With the second murder in as many days, investigators would surely be on their way.
“I’d like to go back to my room.” Jessica stood slowly. She still felt a bit wobbly. That was some blow to the head.
“I’ll walk you back to your trailer.” Deegan helped her into a clean parka.
Each scientist was issued a parka upon arrival. Since everyone had the same outer clothing, names were embroidered on the front chest pocket. In the real world, witches and warlocks charmed their clothing to prevent items going astray. But with no magic allowed here, they settled on more practical methods.
Jessica traced the embroidery of her new parka with her finger. It read “Teague.” Her former roommate left it behind when she wandered out to die in the cold. Now it was hers since her own coat was covered in Randy’s blood.
She had the passing thought that she’d like to get her own coat cleaned. It was silly and vain but she was planning to wear it back in Fairbanks after she earned her National Paranormal Science Foundation Expedition patch on the sleeve. Gah. Must be the concussion. How could she think of something so trivial when Teague and Randy were dead?
Stepping beyond the infirmary, the clique of warlocks fell silent when she appeared. They stared as she and Deegan walked by. They probably didn’t recognize her because it was the first time they’d looked at her above the tits.

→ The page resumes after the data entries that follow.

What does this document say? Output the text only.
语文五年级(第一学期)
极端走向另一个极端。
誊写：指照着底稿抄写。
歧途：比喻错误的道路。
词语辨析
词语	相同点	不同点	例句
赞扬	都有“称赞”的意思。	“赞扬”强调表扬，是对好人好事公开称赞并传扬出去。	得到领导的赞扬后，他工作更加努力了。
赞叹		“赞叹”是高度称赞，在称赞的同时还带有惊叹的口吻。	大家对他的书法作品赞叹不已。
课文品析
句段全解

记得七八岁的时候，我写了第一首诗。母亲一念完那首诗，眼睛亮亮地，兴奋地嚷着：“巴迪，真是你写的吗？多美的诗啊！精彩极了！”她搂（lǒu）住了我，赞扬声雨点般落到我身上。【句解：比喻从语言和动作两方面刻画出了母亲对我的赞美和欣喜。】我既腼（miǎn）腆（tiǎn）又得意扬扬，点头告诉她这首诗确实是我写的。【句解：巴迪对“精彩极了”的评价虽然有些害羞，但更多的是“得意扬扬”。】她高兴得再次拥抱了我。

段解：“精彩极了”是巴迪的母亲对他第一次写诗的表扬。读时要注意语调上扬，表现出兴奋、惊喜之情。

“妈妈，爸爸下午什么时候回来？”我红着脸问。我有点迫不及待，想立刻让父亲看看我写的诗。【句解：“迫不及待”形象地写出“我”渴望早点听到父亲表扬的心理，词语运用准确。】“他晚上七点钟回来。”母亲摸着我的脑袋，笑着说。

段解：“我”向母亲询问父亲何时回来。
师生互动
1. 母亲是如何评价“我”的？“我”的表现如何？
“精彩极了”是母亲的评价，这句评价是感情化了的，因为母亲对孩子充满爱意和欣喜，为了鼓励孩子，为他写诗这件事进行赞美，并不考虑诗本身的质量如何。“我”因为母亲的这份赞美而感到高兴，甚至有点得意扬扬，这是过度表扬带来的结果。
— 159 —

The rest of the Hub was the same. Small clumps of paranormals whispered out in the lobby. Cleanup crews were working on the mess hall. Jessica welcomed the frigid air when they left the Hub.
Snow fell steadily with the wind gusting. Now it sounded like a howl unless that was a wolf. Either way she shivered in her warm coat. The coldness was deep in her bones. She feared it would never go away. She and Deegan needed the rope guides to reach her trailer.